Qualunque cosa potessi immaginare, se pure l’avessi fatto, sarebbe stata sbagliata, perché noi siamo tutti qui. Eppure questa cultura insiste che, alla fine di tutto ciò, nulla è possibile, nulla tranne una notte lunga e tenebrosa. Ci dice questo - ed è ancora un’intuizione di Giussani: fin dall’inizio del libro ci porta verso la cultura, ci mostra come questo incubo dell’irragionevolezza sia stato creato nella nostra cultura, come ci sia stata presentata un’immagine di noi stessi, della nostra realtà e del nostro futuro che è semplicemente insensata, irragionevole. E ci mostra come siamo stati condizionati tanto da darlo per scontato, da considerarlo ovvio. E poi ci conduce attraverso l’intera storia del cristianesimo. Ci introduce tenendoci per mano; con Giovanni e Andrea arriviamo a incontrare Cristo lungo la strada. E poi ci mostra come l’unica cosa che questo mondo abbia mai visto, sognato o immaginato come corrispondenza, una corrispondenza a questo desiderio infinito, è nel cuore di questa storia, nascita, morte e resurrezione di Cristo. Questo è l’unico fatto che risponde alla nostra intuizione, al nostro desiderio, alla nostra certezza di bambini, che stiamo lì in attesa, dipendenti, consapevoli, più saggi di quanto potremo mai essere nel nostro stupore e timore, più saggi verso la realtà. Questo ha detto Giussani.

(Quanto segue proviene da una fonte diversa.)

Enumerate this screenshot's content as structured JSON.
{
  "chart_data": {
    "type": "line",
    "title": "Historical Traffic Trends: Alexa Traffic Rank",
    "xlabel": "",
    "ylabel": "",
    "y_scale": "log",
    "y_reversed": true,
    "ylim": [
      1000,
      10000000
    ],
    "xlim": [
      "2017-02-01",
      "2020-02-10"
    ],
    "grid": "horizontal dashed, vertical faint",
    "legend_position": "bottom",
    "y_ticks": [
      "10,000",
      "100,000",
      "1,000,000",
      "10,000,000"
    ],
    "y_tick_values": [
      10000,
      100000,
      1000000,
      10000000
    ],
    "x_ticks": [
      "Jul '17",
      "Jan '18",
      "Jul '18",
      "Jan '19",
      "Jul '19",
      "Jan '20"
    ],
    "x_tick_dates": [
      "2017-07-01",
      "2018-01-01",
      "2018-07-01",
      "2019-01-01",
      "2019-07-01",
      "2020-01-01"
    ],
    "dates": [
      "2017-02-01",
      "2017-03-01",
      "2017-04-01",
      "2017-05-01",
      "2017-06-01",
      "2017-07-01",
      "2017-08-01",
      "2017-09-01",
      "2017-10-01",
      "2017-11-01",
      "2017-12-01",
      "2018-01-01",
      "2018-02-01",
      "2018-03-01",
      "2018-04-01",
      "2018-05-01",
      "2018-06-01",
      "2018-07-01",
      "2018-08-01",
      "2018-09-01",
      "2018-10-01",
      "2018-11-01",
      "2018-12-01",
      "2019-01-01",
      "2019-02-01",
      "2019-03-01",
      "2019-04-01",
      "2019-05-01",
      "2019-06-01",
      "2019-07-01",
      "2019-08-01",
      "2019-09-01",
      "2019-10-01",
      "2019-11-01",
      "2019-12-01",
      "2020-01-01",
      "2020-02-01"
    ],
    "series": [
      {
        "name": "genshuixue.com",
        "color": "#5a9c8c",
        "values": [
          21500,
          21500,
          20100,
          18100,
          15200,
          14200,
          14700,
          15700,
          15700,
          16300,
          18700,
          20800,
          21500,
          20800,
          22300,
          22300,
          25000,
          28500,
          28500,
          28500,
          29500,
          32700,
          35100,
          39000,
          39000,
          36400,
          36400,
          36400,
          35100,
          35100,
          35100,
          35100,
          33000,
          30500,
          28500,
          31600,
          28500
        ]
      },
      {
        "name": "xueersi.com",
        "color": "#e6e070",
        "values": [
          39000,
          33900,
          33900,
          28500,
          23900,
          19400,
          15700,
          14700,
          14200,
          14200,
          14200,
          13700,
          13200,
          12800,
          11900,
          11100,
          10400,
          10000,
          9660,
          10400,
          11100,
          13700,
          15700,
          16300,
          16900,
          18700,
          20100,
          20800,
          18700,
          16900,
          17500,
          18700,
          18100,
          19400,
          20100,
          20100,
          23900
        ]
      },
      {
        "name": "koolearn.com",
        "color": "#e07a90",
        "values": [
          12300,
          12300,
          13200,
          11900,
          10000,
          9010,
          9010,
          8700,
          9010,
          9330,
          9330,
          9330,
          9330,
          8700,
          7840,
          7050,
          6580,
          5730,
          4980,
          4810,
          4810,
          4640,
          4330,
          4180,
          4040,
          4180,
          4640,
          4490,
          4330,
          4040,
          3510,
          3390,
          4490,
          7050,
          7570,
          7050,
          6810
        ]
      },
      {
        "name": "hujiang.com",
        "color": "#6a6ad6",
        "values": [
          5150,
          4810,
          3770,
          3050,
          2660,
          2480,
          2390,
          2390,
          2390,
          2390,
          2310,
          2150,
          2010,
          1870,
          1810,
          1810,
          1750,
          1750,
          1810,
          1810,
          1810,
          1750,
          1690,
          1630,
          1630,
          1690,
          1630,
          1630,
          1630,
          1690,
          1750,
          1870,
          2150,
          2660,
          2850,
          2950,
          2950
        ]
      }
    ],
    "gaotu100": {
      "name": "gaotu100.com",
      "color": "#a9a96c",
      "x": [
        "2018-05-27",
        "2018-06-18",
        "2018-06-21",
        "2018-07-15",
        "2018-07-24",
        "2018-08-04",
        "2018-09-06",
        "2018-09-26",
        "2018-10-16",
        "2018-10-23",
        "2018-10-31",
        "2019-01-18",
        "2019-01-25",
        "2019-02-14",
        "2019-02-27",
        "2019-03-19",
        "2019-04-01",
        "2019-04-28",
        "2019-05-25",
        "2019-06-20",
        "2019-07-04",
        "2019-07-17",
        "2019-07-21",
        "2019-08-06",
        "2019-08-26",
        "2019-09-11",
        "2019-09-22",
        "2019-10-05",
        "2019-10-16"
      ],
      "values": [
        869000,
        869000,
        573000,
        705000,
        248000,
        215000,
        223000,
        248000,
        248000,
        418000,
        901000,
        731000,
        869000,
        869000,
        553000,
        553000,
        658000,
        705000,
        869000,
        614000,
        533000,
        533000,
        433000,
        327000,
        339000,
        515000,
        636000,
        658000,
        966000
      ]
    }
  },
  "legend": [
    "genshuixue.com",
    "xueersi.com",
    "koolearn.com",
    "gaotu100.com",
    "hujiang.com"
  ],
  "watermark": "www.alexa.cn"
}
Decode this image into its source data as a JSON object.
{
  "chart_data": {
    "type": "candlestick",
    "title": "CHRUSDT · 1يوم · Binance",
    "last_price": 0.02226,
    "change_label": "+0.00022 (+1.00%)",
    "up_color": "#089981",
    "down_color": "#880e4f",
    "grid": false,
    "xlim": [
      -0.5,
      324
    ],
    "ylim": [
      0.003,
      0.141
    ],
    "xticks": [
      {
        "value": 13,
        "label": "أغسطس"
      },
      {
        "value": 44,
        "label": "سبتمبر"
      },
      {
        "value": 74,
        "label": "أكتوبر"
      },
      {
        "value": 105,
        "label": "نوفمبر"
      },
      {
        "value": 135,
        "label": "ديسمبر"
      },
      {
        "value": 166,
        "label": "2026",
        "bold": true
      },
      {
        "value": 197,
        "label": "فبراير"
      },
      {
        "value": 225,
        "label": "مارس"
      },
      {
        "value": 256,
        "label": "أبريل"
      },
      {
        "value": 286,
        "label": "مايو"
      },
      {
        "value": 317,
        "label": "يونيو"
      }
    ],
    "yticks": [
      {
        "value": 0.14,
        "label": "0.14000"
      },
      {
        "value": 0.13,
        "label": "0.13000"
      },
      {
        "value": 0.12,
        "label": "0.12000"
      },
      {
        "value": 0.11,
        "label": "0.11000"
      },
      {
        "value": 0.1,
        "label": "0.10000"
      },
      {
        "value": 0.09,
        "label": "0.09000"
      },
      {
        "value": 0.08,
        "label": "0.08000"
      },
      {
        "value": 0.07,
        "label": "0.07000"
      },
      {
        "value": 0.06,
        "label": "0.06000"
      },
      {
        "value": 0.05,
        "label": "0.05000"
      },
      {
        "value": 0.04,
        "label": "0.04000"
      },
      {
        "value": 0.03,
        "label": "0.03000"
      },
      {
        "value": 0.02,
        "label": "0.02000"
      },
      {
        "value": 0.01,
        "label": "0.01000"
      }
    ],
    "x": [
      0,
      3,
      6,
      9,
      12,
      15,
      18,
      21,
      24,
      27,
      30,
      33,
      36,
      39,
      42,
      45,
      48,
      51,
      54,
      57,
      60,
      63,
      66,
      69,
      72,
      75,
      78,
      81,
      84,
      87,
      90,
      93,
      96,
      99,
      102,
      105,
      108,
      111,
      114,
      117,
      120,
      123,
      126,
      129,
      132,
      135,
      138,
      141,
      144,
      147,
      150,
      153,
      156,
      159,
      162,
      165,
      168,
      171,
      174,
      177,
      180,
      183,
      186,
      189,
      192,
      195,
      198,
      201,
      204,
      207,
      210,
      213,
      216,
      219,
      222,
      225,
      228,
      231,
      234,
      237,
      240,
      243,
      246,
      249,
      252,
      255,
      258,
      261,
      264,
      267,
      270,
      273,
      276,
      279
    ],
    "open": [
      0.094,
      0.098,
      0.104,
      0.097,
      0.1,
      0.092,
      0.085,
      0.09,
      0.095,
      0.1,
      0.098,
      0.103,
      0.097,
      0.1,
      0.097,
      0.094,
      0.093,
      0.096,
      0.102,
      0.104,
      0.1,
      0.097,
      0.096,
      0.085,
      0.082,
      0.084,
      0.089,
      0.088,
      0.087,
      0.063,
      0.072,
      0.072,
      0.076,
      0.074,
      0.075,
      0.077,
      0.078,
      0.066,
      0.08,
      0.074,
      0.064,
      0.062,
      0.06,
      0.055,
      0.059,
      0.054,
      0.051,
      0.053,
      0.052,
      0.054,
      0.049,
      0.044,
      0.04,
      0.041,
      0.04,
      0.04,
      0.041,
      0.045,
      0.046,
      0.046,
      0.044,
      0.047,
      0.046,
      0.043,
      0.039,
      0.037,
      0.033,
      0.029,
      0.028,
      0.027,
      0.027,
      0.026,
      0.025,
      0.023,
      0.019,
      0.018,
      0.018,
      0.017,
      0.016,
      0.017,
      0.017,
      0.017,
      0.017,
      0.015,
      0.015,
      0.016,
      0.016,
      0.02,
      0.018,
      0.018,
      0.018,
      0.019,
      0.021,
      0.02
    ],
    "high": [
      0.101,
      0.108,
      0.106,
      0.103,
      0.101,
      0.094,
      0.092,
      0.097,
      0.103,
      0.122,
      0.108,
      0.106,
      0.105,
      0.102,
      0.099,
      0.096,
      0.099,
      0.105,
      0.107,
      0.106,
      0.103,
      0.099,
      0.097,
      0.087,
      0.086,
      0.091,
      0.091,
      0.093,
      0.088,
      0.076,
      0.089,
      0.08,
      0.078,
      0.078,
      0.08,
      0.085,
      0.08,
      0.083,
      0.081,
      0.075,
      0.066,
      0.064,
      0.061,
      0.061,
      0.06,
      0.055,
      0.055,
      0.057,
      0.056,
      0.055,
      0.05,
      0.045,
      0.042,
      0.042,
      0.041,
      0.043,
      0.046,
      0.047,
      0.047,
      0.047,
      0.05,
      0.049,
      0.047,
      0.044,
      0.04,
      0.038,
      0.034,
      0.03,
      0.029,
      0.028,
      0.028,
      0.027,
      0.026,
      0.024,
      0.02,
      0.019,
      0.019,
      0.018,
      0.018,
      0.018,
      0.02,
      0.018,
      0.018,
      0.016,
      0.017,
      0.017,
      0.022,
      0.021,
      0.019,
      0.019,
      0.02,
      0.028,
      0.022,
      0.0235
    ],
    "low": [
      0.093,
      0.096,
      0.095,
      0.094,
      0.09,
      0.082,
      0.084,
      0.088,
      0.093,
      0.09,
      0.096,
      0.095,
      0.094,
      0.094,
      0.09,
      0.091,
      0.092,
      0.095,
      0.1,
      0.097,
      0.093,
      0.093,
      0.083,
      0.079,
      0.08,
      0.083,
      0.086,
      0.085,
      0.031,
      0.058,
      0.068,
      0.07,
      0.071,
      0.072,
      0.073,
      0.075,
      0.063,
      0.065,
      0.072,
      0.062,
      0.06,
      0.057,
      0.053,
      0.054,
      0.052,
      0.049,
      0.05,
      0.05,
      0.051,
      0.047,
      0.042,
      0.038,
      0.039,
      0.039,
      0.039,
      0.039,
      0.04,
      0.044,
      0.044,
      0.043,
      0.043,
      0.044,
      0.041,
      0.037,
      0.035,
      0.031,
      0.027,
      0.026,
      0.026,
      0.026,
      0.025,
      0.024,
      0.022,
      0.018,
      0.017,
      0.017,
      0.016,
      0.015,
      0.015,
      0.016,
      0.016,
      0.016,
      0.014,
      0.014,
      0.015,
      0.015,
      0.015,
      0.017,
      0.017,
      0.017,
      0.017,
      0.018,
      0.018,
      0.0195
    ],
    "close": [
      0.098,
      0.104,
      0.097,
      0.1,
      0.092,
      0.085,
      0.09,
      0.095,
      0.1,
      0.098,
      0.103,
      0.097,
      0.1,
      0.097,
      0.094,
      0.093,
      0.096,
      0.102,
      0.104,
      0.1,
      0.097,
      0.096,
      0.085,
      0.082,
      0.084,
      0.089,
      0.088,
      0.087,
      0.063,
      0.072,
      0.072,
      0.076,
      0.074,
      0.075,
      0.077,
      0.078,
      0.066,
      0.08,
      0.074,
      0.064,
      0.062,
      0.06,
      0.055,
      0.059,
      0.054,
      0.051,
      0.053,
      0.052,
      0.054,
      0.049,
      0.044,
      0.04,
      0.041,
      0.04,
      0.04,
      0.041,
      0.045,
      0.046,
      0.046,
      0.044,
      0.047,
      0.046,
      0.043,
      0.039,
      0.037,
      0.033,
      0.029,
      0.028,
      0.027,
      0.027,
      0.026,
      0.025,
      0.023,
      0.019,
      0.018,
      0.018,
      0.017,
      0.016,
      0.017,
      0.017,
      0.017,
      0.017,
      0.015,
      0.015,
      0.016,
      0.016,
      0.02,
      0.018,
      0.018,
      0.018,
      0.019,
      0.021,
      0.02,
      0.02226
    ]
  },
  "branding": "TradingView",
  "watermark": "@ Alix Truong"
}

È un libro straordinario. Non parla affatto di religione: questa è la cosa più sorprendente. Parla della realtà. È un libro che mostra come non esista separazione tra la realtà e la religione: sono la stessa cosa. E mostra quanto sia pazzesco pensare che la religione possa essere confinata solo alla domenica, solo a un certo tipo di stampa o in particolari fasce dei palinsesti televisivi o radiofonici.
No, “questo” è religione (dicendo “questo” picchia due volte sul tavolo). Questa è religione. Noi siamo religiosi. Come ci definiamo, come ci descriviamo, non conta. Oggi io posso definirmi ateo. Non importa. Io sono religioso. E se domani dicessi che ho deciso di essere ateo, tu potrai dirmi: “Hai torto, l’hai detto tu stesso, tu sei religioso”. E lo sono. Non posso cambiare questa realtà. Io sono creato, sono dipendente, sono mortale.
E solo riscoprendo me stesso in questo contesto posso trovare la pace in questo mondo. Il futuro non conta. L’eternità è già iniziata. Questo viaggio che è iniziato, in un certo momento, e che finirà, in un certo momento. Ecco tutto.
Perciò Giussani non si limita a presentare il cristianesimo. Fa questo. Non che lo cambi: non cambia nulla; semplicemente, ce lo pone davanti in una forma spogliata di ogni orpello, e nello stesso tempo ci offre una lettura del contesto culturale in cui viviamo, che ci bombarda con questa immagine di noi stessi, che ci dice che lo scetticismo è risposta ragionevole, che il pessimismo è risposta ragionevole, che la disperazione è una posizione intelligente. Giussani ci indica come risvegliare la nostra ragione, istante per istante. Non è qualcosa che ci accade ora e resta in noi per sempre; è qualcosa che riaccade ogni momento, e ogni momento è minacciata dall’invasione della cultura. Ogni momento dobbiamo essere risvegliati, ricondotti a vedere, a dire con Giussani (picchia sul tavolo): apri i miei occhi: apri i miei occhi.
Giussani ci ha dato gli strumenti per ripartire quando ci sentiamo perduti. Ci ha dato la mappa per ritrovarci, e per ritrovarci ogni volta che ci perdiamo. Ecco perché dico che Il senso religioso è il libro più basilare che abbia mai letto.
Grazie.

Don Carrón: Meraviglioso. Ora possiamo andarcene soddisfatti!!